Factual error: Kirk, McCoy, and Spock are chained to the dungeon wall, with McCoy noticing he is next to a skeleton, also chained. This is incorrect, as a skeleton's bones are held together by cartilage, which would rot over time. Therefore, the skeleton would not be hanging intact, but would be a pile of bones on the floor.
Suggested correction: As we learn in the episode, the 2 aliens created the entire castle only recently to appeal to the human's primal fears and superstitions. A pile of bones on the floor would not have the frightening impact of a hanging skeleton.
The City on the Edge of Forever - S1-E29
Factual error: When Edith Keeler is killed by the truck, it is traveling at about 25 miles per hour. At that speed and her weight around 120 pounds, she would have been thrown about 50 feet. However, she's seen dead on the ground in front of the mission where she was hit.
Requiem for Methuselah - S3-E19
Factual error: Spock plays a piece on a harpsichord that he says is by Brahms, but Brahms was a late romantic composer and the piece is a simple baroque dance piece. Also by the time of Brahms the harpsichord was already obsolete, a composition like this wouldn't be sitting on a harpsichord.

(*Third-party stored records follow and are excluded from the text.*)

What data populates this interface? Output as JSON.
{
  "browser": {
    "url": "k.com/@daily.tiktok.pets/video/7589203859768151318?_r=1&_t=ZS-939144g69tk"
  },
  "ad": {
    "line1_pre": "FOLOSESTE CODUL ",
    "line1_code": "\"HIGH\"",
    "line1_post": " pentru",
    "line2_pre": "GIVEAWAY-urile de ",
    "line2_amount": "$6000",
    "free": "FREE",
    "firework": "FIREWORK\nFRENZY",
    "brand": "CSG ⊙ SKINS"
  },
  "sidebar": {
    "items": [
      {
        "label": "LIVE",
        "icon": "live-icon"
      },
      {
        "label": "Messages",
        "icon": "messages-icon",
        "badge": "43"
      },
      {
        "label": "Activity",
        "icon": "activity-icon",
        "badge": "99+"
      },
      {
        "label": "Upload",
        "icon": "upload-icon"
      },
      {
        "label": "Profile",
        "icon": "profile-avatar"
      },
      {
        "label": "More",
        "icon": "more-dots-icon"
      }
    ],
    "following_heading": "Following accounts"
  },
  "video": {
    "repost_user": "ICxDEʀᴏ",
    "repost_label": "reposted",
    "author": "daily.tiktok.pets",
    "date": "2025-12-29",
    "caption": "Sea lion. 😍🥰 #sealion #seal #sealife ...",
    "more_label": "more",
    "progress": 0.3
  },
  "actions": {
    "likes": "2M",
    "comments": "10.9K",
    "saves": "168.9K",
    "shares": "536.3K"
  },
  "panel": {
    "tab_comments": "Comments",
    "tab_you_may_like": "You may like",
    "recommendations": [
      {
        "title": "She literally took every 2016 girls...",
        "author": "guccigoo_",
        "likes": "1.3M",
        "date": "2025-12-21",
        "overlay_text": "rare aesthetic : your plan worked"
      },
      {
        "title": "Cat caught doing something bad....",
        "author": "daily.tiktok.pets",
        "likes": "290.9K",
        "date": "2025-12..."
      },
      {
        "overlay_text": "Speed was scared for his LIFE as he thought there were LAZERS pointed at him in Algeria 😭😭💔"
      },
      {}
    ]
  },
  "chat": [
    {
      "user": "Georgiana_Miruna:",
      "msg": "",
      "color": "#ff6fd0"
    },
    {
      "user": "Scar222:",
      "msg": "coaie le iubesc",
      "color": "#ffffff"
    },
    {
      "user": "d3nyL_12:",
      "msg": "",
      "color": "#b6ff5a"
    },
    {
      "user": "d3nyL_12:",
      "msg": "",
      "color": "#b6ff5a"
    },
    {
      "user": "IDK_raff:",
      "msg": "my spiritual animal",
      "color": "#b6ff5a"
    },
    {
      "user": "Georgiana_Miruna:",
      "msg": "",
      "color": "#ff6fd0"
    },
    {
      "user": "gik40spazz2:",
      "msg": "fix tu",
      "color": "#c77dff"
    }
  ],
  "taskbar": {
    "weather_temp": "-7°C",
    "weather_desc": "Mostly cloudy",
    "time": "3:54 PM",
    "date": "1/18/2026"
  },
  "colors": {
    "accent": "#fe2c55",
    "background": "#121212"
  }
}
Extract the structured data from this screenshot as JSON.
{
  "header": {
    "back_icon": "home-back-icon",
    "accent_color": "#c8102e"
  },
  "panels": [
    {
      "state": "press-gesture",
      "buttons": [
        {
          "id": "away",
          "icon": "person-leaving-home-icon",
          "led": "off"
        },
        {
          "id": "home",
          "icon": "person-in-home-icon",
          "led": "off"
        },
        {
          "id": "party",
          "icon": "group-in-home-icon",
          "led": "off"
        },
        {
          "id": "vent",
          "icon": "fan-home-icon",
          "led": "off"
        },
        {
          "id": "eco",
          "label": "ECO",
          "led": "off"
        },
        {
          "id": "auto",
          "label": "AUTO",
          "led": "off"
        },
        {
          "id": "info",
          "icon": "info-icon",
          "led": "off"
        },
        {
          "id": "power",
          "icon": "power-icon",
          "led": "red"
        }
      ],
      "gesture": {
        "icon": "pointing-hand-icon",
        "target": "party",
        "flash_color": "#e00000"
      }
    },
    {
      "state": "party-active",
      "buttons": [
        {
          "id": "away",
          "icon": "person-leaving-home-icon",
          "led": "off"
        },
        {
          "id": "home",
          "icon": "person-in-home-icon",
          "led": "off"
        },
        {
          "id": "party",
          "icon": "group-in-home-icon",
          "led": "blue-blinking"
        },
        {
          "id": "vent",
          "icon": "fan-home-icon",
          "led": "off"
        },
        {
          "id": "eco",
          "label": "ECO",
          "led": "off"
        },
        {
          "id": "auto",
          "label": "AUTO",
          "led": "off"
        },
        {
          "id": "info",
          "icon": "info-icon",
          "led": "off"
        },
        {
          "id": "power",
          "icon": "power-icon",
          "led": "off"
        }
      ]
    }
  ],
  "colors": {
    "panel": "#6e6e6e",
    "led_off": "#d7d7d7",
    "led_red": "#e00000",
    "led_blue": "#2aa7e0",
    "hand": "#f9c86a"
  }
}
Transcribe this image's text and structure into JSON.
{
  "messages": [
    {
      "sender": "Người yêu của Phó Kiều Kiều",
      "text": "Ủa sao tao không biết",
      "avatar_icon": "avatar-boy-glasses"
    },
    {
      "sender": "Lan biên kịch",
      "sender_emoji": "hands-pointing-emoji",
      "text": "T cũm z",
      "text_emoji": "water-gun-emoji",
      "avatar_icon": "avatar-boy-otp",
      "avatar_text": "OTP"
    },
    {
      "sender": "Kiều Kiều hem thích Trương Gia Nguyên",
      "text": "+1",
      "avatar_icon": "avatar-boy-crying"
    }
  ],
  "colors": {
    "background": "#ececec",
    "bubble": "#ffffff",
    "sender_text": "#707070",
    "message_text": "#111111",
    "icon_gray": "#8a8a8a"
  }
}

Suggested correction: The first sentence is logical; if Spock is able to recognize the style as Brahms, then it should not possess the style and structure of Baroque music. The second sentence is not necessarily true because some romantic composers did write for the harpsichord. For instance, the late romantic composer Richard Strauss composed, "Divertimento for Chamber Orchestra after Keyboard Pieces by Couperin", which is scored with a harpsichord part.
Factual error: In the opening sequence, Spock identifies the alien ship as possessing "ion propulsion" which he says is "unique technology." Scotty is similarly impressed and says, "They could teach us a thing or two!" Kirk later comments that "Advanced ion propulsion is beyond even our capabilities." However, even back in the 1960s, ion propulsion was physically feasible, while Warp propulsion was complete fantasy. Ion propulsion of any kind could never even reach lightspeed and would be incredibly primitive compared to Warp technology. In fact, we in the 21st Century have already developed ion propulsion, but it will probably take many hundreds or thousands of years to develop anything even close to Warp technology.
Factual error: If this planet is a duplicate, an exact copy, of Earth, then Lake Okeechobee, the largest lake in Florida, is wrong. Seen from space, it is much larger and more distinct than the lake shown on this duplicate.